I was scared, and the cold rain made me shiver.
Perhaps coming here was wrong after all.
The next day was much like the one before it. The sun did come out and dry up everything that the storm had gotten wet the night before.
At least I had been able to lap a little water from a puddle before it disappeared.
I thought briefly about leaving, but my instincts would not let me go. So I just lay there all day. If this spot under the tree was to be my final home, so be it.
I wonder if they know that I’m still here.
I wonder if they care.
Voices awoke me from sleep. I must have dozed off again because the sun was now beginning to go down. It was the silver haired lady with the kind face.
“That dog is still out there. I know he must be hungry.
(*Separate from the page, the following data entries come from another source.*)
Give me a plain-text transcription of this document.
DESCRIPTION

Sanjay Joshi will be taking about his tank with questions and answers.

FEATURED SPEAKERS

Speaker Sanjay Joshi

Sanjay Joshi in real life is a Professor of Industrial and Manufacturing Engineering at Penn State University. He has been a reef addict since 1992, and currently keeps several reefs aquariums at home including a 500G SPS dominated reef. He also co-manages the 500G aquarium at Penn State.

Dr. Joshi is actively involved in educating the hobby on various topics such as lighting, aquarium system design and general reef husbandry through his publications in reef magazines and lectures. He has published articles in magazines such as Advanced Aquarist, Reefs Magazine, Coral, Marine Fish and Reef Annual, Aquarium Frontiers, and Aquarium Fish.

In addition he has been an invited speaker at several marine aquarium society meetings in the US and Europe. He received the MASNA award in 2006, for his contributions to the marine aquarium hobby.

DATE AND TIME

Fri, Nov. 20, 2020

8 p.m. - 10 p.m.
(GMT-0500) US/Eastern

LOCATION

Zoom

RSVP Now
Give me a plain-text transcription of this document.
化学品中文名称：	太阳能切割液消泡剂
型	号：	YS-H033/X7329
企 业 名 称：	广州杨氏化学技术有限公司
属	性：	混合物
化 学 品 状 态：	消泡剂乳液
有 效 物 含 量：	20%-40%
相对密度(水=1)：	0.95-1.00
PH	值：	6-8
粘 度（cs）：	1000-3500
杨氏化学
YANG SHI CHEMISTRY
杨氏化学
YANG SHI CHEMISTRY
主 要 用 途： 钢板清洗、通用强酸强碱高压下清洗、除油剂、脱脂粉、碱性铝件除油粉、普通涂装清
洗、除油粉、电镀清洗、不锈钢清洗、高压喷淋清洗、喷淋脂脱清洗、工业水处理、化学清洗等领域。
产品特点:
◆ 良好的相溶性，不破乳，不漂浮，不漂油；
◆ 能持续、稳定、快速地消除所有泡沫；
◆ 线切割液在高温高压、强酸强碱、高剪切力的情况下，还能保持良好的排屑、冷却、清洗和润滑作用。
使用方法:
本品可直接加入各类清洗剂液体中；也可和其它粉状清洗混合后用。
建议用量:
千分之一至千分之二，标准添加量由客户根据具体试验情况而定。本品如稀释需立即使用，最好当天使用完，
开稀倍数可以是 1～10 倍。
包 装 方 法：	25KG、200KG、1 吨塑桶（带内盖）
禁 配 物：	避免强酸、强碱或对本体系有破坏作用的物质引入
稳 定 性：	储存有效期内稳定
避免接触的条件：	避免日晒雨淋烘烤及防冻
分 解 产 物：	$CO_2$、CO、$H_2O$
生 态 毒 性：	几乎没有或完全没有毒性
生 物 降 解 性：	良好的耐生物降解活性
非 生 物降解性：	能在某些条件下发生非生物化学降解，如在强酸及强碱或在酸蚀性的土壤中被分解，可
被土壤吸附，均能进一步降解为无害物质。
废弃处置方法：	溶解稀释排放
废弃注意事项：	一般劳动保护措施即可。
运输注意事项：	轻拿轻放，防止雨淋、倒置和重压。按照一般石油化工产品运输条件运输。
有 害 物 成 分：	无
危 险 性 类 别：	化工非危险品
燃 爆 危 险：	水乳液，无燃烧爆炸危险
I am not going to sit here and watch a dog starve to death.”
What? They do care! Perhaps there was hope after all.
“Well, if you do feed him just drop a bowl over the fence,” Raymond said. “And be careful! We don’t know how vicious he is.”
So that was it. They were afraid of me.
The back door opened, and my silver haired angel walked out to the big gate, opened it, and set a bowl on the ground just outside the fence.
As hungry as I was, I controlled myself. I mustn’t run and scare her. She walked back to the little gray house, went inside, and off I went.
As fast as I could, I ran to the bowl and gobbled down the delicious food that was inside. The hunger slipped away as my empty belly began to fill.
The sun was almost set, and I could already see beady little eyes peering at my bowl from the trees.
That sounded good. Well, if it was my bowl, then it should stay with me. I picked it up with my teeth and trotted back to my spot under the cedar tree.
I nestled it between my paws and lay my head against it.
The stars began to appear in the night sky as I thought, “Yes, tomorrow must be a day of proper introductions if I am ever going to see my bowl filled up again.”